Things can change! But you have to make them change!

And if you don't want violent revolution (because that never ends up well) you should go out there and make it change. But don't sit there telling me I'm powerless to change it. That's a self fulfilling prophecy.

*Ok, to be honest the thuggish coups are more amiable meetings in the pub. Sometimes there's curry.
posted by Just this guy, y'know at 12:20 PM on December 15, 2017 [14 favorites]


Does anyone know why they combined the US and Canada?

That's only for the regional analysis - they also combined most of Europe. There's also data by country (available here).
posted by Mr.Know-it-some at 12:36 PM on December 15, 2017 [2 favorites]


2007-I’m a lefty progressive!
2009- I’m better understood as a social democrat
2016- I have a lot of socialist leanings
2017- The Important thing is that we stain our flags red with the blood of the bosses
posted by The Whelk at 10:50 PM on December 15, 2017 [16 favorites]


I have this feeling that it's not just that people esp. Millennials are getting more critical of capitalism, in particular the rampant, militant kind typically labelled "neoliberal". A large part of this apparently outward criticism is also an inward self-searching.

They began to find that the premises and promises of Capitalism, as an ideology, are not an is, but an ought.

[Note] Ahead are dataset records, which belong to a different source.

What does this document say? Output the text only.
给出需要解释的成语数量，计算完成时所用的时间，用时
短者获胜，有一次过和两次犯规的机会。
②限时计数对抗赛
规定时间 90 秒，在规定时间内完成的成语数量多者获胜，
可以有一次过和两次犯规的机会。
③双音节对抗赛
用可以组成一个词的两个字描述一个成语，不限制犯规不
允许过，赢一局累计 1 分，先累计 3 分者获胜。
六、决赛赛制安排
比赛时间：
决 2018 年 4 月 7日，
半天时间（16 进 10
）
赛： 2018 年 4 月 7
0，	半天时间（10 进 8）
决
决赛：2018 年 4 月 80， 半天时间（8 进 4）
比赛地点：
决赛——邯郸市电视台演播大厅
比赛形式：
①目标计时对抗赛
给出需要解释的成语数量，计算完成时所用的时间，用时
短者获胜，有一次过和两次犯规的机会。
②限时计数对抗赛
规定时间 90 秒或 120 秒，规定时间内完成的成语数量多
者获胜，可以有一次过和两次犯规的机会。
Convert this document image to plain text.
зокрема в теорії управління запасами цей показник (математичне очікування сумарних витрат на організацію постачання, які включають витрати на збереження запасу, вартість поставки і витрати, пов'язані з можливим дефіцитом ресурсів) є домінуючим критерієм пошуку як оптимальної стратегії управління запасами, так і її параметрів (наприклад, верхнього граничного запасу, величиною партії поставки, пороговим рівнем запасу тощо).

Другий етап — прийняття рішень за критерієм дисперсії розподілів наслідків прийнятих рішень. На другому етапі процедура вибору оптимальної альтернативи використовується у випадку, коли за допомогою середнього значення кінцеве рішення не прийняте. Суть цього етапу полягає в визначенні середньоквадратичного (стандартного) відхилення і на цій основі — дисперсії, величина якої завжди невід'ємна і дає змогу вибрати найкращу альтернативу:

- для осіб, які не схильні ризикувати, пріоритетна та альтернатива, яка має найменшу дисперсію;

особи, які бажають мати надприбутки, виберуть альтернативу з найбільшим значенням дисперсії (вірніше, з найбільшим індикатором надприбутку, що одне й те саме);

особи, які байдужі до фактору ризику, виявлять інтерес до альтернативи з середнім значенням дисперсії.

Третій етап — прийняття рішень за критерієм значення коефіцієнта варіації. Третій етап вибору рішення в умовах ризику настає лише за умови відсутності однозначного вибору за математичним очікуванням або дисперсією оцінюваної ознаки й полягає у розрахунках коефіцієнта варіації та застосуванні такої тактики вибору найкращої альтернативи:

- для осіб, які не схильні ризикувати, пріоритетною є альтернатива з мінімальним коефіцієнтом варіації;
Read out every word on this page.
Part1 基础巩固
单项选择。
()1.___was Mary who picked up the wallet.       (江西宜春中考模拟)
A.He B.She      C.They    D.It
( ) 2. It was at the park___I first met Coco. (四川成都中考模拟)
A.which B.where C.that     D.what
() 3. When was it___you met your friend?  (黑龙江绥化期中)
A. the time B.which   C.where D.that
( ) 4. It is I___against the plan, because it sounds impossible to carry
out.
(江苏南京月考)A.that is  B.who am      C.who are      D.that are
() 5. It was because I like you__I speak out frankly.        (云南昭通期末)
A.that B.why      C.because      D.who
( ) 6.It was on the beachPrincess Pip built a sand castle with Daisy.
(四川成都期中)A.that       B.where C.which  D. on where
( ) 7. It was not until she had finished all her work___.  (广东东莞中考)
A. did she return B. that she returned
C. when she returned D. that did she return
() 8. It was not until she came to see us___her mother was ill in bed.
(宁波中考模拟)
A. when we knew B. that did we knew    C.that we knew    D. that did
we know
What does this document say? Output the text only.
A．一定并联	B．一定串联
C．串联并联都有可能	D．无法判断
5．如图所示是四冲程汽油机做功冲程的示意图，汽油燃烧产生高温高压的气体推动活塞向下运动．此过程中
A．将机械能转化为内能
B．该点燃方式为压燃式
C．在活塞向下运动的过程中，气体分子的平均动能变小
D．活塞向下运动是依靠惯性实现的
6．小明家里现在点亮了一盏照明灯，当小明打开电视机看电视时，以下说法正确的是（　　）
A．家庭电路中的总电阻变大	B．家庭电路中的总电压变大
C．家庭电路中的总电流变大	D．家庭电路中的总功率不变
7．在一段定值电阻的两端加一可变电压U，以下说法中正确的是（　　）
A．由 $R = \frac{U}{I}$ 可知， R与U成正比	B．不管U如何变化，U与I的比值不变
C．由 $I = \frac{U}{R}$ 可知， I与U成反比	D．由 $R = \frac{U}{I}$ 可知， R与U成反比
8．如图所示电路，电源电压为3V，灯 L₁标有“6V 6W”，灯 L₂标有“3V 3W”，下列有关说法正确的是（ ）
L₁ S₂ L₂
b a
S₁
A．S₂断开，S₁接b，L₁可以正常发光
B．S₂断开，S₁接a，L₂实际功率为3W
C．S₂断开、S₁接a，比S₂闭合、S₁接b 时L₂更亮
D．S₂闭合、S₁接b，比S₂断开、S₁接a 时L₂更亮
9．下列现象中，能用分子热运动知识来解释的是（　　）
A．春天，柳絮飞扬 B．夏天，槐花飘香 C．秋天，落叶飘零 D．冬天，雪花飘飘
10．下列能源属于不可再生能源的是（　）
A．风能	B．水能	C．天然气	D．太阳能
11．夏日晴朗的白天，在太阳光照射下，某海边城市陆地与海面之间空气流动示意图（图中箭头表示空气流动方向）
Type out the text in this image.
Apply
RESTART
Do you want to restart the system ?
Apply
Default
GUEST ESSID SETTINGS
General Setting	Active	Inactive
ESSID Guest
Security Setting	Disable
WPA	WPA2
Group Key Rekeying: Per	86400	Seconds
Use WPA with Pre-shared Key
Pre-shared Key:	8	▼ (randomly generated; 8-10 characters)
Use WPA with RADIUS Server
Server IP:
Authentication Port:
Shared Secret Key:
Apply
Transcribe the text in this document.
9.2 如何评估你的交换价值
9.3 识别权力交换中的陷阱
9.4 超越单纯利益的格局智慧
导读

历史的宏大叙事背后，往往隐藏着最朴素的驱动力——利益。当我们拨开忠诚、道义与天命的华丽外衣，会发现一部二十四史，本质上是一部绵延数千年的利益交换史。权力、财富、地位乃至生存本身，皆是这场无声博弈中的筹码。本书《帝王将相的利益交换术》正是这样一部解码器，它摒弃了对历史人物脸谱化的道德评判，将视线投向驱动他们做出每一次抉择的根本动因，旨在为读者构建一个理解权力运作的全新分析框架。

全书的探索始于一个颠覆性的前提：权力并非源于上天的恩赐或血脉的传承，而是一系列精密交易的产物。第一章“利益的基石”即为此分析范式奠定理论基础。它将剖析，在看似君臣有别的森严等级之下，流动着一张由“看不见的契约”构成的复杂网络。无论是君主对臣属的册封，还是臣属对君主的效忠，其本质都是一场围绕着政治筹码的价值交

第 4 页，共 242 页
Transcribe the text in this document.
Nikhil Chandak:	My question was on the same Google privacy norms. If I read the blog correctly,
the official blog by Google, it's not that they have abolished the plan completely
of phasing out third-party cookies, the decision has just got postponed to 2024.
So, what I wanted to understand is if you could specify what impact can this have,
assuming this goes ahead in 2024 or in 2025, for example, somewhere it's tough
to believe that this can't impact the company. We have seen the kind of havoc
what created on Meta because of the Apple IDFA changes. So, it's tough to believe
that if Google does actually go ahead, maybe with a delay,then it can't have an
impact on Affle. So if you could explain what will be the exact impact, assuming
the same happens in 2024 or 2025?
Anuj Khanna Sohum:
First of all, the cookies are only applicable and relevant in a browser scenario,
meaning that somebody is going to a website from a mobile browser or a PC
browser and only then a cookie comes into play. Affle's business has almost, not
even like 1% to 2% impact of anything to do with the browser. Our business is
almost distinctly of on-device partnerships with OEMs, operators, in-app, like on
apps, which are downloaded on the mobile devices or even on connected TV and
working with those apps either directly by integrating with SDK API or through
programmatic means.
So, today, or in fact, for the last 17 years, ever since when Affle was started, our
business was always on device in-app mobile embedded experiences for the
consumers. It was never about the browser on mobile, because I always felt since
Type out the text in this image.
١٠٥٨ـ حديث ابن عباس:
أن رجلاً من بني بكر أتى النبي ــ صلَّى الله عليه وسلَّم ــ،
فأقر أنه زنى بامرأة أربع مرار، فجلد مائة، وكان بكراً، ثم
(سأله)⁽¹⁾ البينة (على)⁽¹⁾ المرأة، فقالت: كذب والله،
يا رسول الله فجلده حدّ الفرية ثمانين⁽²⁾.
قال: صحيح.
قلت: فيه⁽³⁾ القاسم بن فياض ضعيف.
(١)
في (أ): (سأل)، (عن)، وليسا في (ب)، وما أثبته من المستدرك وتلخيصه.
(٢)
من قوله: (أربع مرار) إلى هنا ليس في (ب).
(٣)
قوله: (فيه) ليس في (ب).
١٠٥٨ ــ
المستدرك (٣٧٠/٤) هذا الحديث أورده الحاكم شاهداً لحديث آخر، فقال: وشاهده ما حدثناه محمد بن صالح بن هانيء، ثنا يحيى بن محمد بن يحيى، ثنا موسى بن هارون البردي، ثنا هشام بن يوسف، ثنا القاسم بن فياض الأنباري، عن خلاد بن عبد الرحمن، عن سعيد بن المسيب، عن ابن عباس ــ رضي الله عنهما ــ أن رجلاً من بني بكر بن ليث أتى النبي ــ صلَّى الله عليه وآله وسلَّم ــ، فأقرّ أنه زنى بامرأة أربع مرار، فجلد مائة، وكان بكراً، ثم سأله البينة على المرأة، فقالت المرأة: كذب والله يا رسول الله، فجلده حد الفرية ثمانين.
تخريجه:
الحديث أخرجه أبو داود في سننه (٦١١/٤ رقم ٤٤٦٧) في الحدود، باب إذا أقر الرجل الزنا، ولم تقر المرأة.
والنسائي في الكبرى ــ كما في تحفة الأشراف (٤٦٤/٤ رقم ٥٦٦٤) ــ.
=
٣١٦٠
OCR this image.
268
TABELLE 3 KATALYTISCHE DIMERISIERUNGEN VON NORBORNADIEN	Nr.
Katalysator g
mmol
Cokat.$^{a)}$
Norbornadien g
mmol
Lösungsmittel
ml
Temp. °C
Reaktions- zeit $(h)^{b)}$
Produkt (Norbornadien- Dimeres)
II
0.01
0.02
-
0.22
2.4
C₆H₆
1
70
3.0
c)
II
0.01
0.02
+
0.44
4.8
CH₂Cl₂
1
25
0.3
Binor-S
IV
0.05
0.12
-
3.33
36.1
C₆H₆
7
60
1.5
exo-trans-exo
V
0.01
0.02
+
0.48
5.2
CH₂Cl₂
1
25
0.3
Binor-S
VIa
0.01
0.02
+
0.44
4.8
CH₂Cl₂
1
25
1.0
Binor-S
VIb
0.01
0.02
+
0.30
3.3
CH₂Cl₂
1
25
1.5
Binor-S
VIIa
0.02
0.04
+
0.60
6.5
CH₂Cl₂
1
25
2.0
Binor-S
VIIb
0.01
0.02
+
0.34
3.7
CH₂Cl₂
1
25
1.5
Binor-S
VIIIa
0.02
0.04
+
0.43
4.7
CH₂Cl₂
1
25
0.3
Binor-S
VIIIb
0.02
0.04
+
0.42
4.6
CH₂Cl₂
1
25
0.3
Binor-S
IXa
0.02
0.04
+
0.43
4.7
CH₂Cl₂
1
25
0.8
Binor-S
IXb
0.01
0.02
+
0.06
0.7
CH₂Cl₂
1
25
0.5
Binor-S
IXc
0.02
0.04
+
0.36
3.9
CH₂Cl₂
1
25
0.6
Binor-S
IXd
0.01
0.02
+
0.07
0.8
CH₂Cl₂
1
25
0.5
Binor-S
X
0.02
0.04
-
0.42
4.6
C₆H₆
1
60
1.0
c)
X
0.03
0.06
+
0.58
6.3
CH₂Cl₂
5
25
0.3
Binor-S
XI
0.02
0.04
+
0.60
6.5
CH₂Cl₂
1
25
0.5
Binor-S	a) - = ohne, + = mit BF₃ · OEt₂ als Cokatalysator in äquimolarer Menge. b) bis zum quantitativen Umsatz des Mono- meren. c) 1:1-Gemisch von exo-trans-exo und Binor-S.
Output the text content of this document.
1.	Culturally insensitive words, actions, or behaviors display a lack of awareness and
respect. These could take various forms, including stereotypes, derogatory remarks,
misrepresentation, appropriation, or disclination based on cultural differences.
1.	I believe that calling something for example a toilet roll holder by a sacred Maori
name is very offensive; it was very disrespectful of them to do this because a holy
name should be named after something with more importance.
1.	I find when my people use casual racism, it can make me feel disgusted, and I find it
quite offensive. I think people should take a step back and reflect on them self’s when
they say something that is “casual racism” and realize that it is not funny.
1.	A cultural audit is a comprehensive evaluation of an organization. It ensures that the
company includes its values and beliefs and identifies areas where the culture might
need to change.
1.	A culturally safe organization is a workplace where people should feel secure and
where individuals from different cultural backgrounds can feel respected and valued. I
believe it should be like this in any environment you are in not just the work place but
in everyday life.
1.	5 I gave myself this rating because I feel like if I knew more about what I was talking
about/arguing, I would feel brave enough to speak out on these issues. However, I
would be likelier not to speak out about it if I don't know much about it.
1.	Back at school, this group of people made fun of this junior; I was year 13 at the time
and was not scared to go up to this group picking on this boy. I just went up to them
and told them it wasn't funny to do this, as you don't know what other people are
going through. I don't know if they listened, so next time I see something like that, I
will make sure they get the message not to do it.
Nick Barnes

For individuals they're an introject. And part of the reason why this introject is so powerful, is that it tries to convince them that it's what it is not -- the natural state of being, a force of nature, the best of possible worlds, or the foundation rock of ethics. If you feel that there's something wrong with it, it is you that are not doing it correctly. You're holding it wrong.

People are feeling that this introject does not necessarily agree with their experience. For most it doesn't.

Guillotines indeed. David Hume style.
posted by runcifex at 1:37 AM on December 16, 2017 [2 favorites]


It's odd reading threads like this not long after reading threads where people complain about the DSA or primarying Claire McCaskill.

These numbers were from Obama's watch. It's likely to get far worse under Trumpism, but it's not like the Democratic Party has been performing well in this area since Bill Clinton intentionally veered things right.